July 4th, 2010 - 10:36 am ICT by IANS  

By Vishal Gulati
Shimla, July 4 (IANS) Milking cows, plucking apples, digging up potatoes and pitting your wits against the elusive trout… That’s the idyllic holiday in a mountain village far from the madding crowd that Himachal Pradesh is offering tourists.

The ‘home-stay scheme’ launched by the state government in July 2008 has been getting an overwhelming response from the tourists - both domestic and overseas.

Under the scheme, any resident living on the outskirts of a town can rent out a portion of his house - maximum three rooms - to tourists after getting the premises registered with the tourism department.

“Luxury holidaying is now passé. City slickers now prefer to stay amid nature and where they can enjoy local cuisine and folk culture too,” Tourism Director Arun Kumar Sharma told IANS.

“Till date, 5,750 people, including 220 foreigners, have stayed in various home-stay units set up across the state.
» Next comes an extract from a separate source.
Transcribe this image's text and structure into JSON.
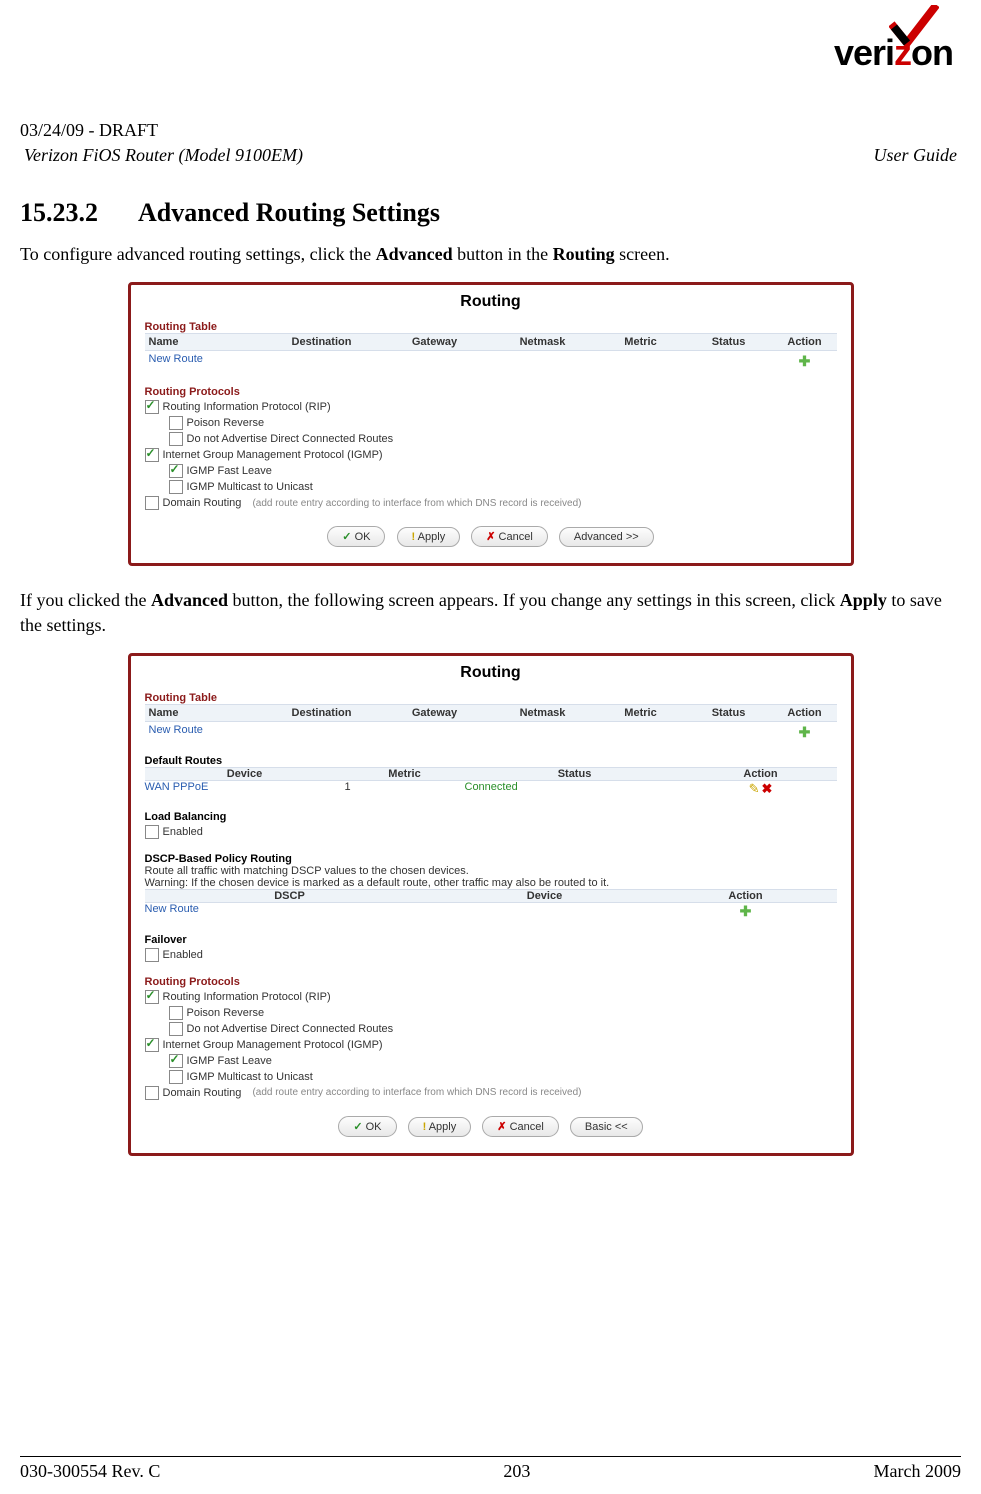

This has not only given a boost to rural prosperity but also helped decongest the popular tourist destinations,” he added.

According to the tourism department, 246 families in the state have opted for the household tourism scheme.

The picturesque Kullu Valley has 75 registered home-stay units, followed by 49 in Kinnaur district, 38 in Shimla district, 31 in Kangra district, 19 in Lahaul and Spiti district, 12 in Chamba district, 10 in Mandi district, and six each in Sirmaur and Solan districts. The registered home units have 653 rooms.

Principal Secretary (Tourism) Manisha Nanda said: “The scheme helps boost the income of the rural population. Earlier, tourists preferred to stay in towns, visit nearby destinations and return to the hotel. Now, they stay at home-stay units, generating employment opportunities for the locals.”

The interior areas of Kangra, Kullu, Shimla and Solan districts have emerged as offbeat holiday destinations, she said.

Solan district, which has just six units, saw the maximum number of tourist arrivals - 2,023 domestic and three foreign.

Kullu district took the lead in attracting backpackers from abroad.

Seventy-five units hosted 132 international and 1,539 national guests.

The idyllic, pastoral settings in the Kullu Valley have been attracting a large number of tourists for mountaineering expeditions, high-altitude treks and white water rafting.

Kangra district saw 1,580 domestic and 77 foreigners. The Lohardi and Multhan areas of Baijnath subdivision were quite popular among the tourists in the district.

Ankur Sood of Jai Durge Bhawan at Lohardi village said: “Angling in the water channels here is alluring the tourists. They also love to pluck fruits and sow fields.”

Saurabh Dhingra, a Delhi-based tourist at the Sangla Valley in Kinnaur district, said: “It was a unique experience to milk a cow every morning. I would love to visit this place next time too as apart from cheaper tariff, one feels cozy as if staying at home.”

“The owners of the home-stay units welcomed us with a garland of dry fruits and a cap with green flap (a traditional way to welcome guests in the district),” he added.

The government has exempted registered private houses from luxury and sales tax. Moreover, they are getting electricity and water at domestic rates.

Tourists can book home-stay units at any of the state-run tourism booking centres.

Tourism is an important contributor to Himachal Pradesh’s economic development. Last year, 9.37 million domestic and 367,000 foreign tourists visited the state.